Al ver la entrevista que hicieron al Rey por su cumpleaños no paraba de fijarme en la silla que usaba. Parecía claramente una Aluminium Group de Charles & Ray Eames, una silla icónica del diseño del s.XX, diseñada en su versión original en 1958 y adaptada para tener un asiento más mullido en 1969, con la versión SoftPad. Los Eames son quizá los diseñadores industriales más respetados del siglo XX y esta silla es todo un icono del diseño americano de la postguerra.

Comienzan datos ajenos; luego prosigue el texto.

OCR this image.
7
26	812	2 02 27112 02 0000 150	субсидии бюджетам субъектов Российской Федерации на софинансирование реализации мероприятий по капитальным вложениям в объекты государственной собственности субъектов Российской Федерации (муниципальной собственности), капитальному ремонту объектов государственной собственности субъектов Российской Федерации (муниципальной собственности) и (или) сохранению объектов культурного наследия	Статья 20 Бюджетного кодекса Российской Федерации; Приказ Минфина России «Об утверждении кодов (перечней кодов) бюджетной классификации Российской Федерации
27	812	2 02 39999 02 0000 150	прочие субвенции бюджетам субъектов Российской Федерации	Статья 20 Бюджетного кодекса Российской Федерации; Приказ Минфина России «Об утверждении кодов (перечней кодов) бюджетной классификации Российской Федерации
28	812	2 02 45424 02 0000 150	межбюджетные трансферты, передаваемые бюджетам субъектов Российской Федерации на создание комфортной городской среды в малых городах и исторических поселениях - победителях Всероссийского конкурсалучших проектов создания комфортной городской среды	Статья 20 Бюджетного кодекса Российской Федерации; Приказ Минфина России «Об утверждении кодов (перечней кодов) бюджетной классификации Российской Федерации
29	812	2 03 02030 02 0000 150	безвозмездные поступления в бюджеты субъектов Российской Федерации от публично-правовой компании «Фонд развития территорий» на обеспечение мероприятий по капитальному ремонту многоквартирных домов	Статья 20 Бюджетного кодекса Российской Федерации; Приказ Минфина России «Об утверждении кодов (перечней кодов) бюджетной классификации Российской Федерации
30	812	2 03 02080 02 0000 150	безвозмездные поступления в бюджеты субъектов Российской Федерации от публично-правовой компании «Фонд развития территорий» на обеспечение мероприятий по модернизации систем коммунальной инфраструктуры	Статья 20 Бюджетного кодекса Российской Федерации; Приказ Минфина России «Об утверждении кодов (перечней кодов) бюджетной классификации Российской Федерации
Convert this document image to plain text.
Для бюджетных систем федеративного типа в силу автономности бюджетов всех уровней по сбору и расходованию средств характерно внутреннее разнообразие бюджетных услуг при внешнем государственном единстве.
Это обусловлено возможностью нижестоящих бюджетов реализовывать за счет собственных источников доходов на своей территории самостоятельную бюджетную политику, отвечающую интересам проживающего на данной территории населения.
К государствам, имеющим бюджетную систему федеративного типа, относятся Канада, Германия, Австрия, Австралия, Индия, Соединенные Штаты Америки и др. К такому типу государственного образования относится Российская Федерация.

Pero lo que me inquietaba en las sillas que el Rey tiene en su despacho es que parecían tener muchos feos detalles. Aparte que el rey se sentaba en una silla más alta que Jesús Hermida, las curvas no parecían correctas, el mango regulador parecía demasiado feo, la unión de la tela al aluminio parecía mal acabada. ¿Podría ser que el Rey en su despacho tenga sillas de imitación? Puedo parecer superficial pero me resultaba difícil concentrarme en su discurso cada vez que salían imágenes de las sillas.
El diseño de los Eames está licenciado a dos fabricantes que mantienen el diseño original y los derechos de producción, Vitra para Europa y Herman Miller para Estados Unidos. Sólo estos dos fabricantes mantienen la integridad del diseño y los materiales, aunque al ser una silla tan conocida tiene multitud de copias falsas fabricadas por todo tipo de fabricantes por medio mundo sin licencia.
¿Es posible que en el despacho del Rey usen sillas falsas imitación de las originales? Pues sí. Hay muchos detalles que lo revelan, pero uno fácil de ver es el apoyabrazos, por ejemplo. Las originales tienen un apoyabrazos que completa la linea de la silla, las de imitación ahorran material dejando el apoyabrazos a la mitad.
Supongo que puede ser un detalle sin importancia. Incluso una forma de ahorrar. Las originales valen miles de euros, las de imitación sólo una fracción. Quizá sea una forma de ahorrar pero creo que en el despacho del jefe del Estado no debería haber diseño falso. No me imagino por ejemplo que en la cancillería alemana, donde también usan estas sillas (foto de debajo), las comprasen falsas por ahorrarse unos durillos.
Para la próxima ocasión mi consejo a los asesores de imagen de la Casa Real es que utilicen sillas de fabricantes originales que tengan los derechos de reproducción del diseño, ya puestos también aconsejaría que, por el carácter representativo que tiene el despacho, utilicen mobiliario de diseño español.